MARK BENJAMIN: They've also said that, you know, families would feel like they needed to travel across the country and be there, and we don't want people to have to feel like they have to do that. I don't think anybody believes it. And I also think it fits in with a whole series of steps that the Bush Administration took to try to keep the cost of war hidden. Early in the Bush Administration, Retired General Tommy Franks coined the term “the Dover effect,” and what he was referring to was he believed that there was only a certain number of images of flag-draped coffins that the American public was willing to see, willing to put up with, before support for a war begins to fade.
BOB GARFIELD: So the current administration is making an abrupt about-face on the policy, although the Secretary of Defense, Robert Gates, was the secretary of defense in the latter part of the George W. Bush Administration, as well. What’s the stated reason for the reversal, and what do you make of it?
MARK BENJAMIN: The stated reason for the reversal is that the Obama Administration has made a big deal of government transparency on all levels. And, you know, it’s a symbolic thing, to a certain extent. I mean, you know, we're only allowing photographers to go in and take pictures of coffins, but I think it’s a big deal. I mean, I think people really felt like the Bush Administration was hiding the ball on a lot of things, and the cost of war was one very potent example.
BOB GARFIELD: Now, we can assume that the President is well motivated in changing this policy, for all the reasons that we've spoken of now, going back years on this subject. But you can also argue, at least from a political point of view, that this is a very cynical move of the President, spun as transparency but, in effect, a way to scare Americans into what many Republicans believe is a premature exit from Iraq, that, in effect, Obama is exploiting the Iraq and Afghanistan dead for his own political purposes.
MARK BENJAMIN: I don't think so. I think President Obama, as you probably know, just dispatched an additional 17,000 troops to Afghanistan. Things in Afghanistan are very bad, and nobody thinks they're going to turn around very quickly. So, you know, it’s not like this president is not going to be on a wartime footing for a very long time, and soldiers are going to be coming home with those flags draped over those caskets. So that sort of takes away any motivation I think he would have to scare people out of supporting a war.
BOB GARFIELD: We've been assuming, for the purposes of this conversation, that it is categorically good for the American public to see images like this. But can you explain why exactly it is that the press should photograph these returning coffins and what benefit that confers on the American public?

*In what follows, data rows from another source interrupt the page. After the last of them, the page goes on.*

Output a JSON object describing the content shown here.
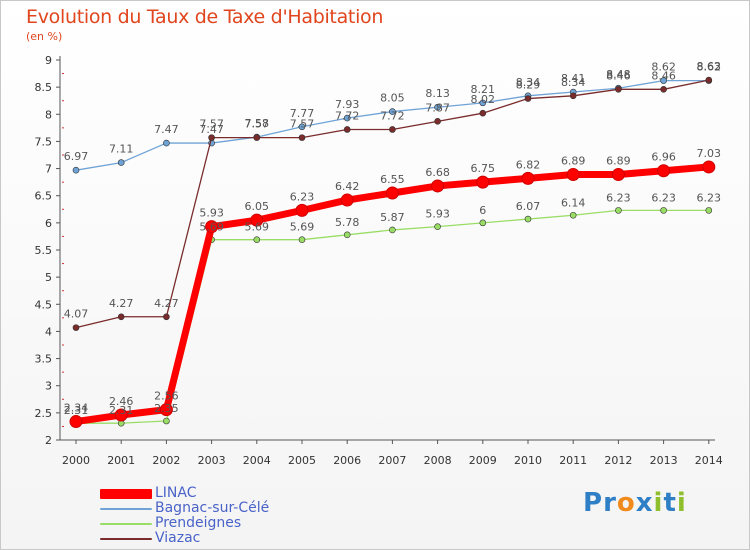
{
  "chart_data": {
    "type": "line",
    "title": "Evolution du Taux de Taxe d'Habitation",
    "subtitle": "(en %)",
    "categories": [
      "2000",
      "2001",
      "2002",
      "2003",
      "2004",
      "2005",
      "2006",
      "2007",
      "2008",
      "2009",
      "2010",
      "2011",
      "2012",
      "2013",
      "2014"
    ],
    "yticks": [
      "2",
      "2.5",
      "3",
      "3.5",
      "4",
      "4.5",
      "5",
      "5.5",
      "6",
      "6.5",
      "7",
      "7.5",
      "8",
      "8.5",
      "9"
    ],
    "ylim": [
      2,
      9
    ],
    "grid": false,
    "legend_position": "bottom-left",
    "series": [
      {
        "name": "LINAC",
        "color": "#ff0000",
        "values": [
          2.34,
          2.46,
          2.56,
          5.93,
          6.05,
          6.23,
          6.42,
          6.55,
          6.68,
          6.75,
          6.82,
          6.89,
          6.89,
          6.96,
          7.03
        ]
      },
      {
        "name": "Bagnac-sur-Célé",
        "color": "#6fa3d6",
        "values": [
          6.97,
          7.11,
          7.47,
          7.47,
          7.58,
          7.77,
          7.93,
          8.05,
          8.13,
          8.21,
          8.34,
          8.41,
          8.48,
          8.62,
          8.62
        ]
      },
      {
        "name": "Prendeignes",
        "color": "#99dd66",
        "values": [
          2.31,
          2.31,
          2.35,
          5.69,
          5.69,
          5.69,
          5.78,
          5.87,
          5.93,
          6.0,
          6.07,
          6.14,
          6.23,
          6.23,
          6.23
        ]
      },
      {
        "name": "Viazac",
        "color": "#7a2b2b",
        "values": [
          4.07,
          4.27,
          4.27,
          7.57,
          7.57,
          7.57,
          7.72,
          7.72,
          7.87,
          8.02,
          8.29,
          8.34,
          8.46,
          8.46,
          8.63
        ]
      }
    ],
    "data_labels": {
      "LINAC": [
        "2.34",
        "2.46",
        "2.56",
        "5.93",
        "6.05",
        "6.23",
        "6.42",
        "6.55",
        "6.68",
        "6.75",
        "6.82",
        "6.89",
        "6.89",
        "6.96",
        "7.03"
      ],
      "Bagnac-sur-Célé": [
        "6.97",
        "7.11",
        "7.47",
        "7.47",
        "7.58",
        "7.77",
        "7.93",
        "8.05",
        "8.13",
        "8.21",
        "8.34",
        "8.41",
        "8.48",
        "8.62",
        "8.62"
      ],
      "Prendeignes": [
        "2.31",
        "2.31",
        "2.35",
        "5.69",
        "5.69",
        "5.69",
        "5.78",
        "5.87",
        "5.93",
        "6",
        "6.07",
        "6.14",
        "6.23",
        "6.23",
        "6.23"
      ],
      "Viazac": [
        "4.07",
        "4.27",
        "4.27",
        "7.57",
        "7.57",
        "7.57",
        "7.72",
        "7.72",
        "7.87",
        "8.02",
        "8.29",
        "8.34",
        "8.46",
        "8.46",
        "8.63"
      ]
    }
  },
  "brand": {
    "text": "Proxiti",
    "colors": [
      "#2f7fc6",
      "#2f7fc6",
      "#f08a1c",
      "#2f7fc6",
      "#8fbf2e",
      "#2f7fc6",
      "#8fbf2e"
    ]
  }
}
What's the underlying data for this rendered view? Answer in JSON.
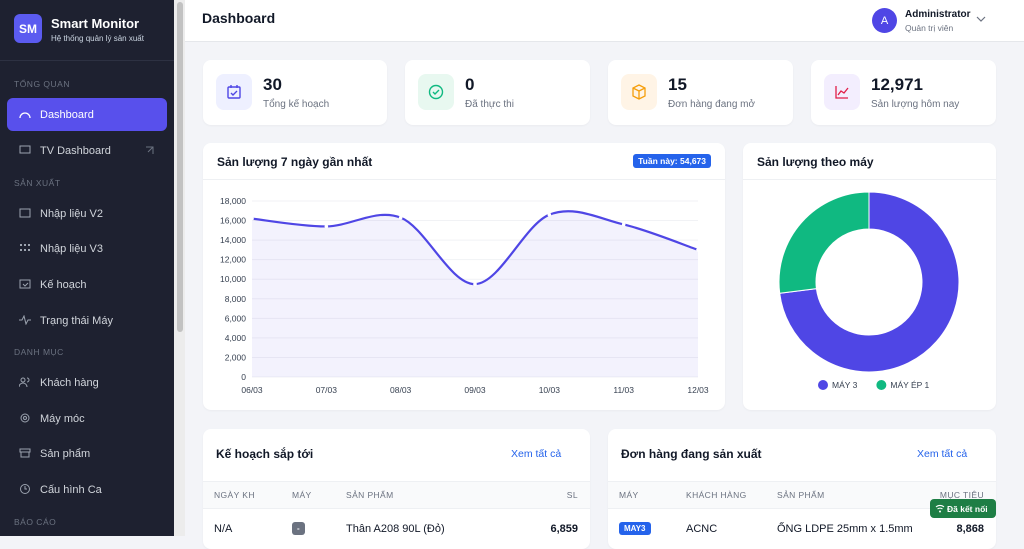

MARK BENJAMIN: Well, I just think it’s our job to show the truth, the whole story, warts and all. I mean, think about it. When was the last time you saw an image of a dead American in Iraq? The other thing that’s happening, and this is part of the big story here, is that the smallest percentage of Americans is serving in the armed services in the history of the country. It’s less than one percent. So what we've got is we're not seeing it, we're not seeing these images of these dead bodies, we're not seeing images of coffins, and few of us even know people who have served in Iraq. It’s a very, very surreal situation where a small percentage of the country is shouldering an enormous burden. And that’s an important story.
BOB GARFIELD: All right, Mark. Well, as always, many thanks.
MARK BENJAMIN: Thanks for having me, Bob. I appreciate it.
BOB GARFIELD: Mark Benjamin is national correspondent for Salon.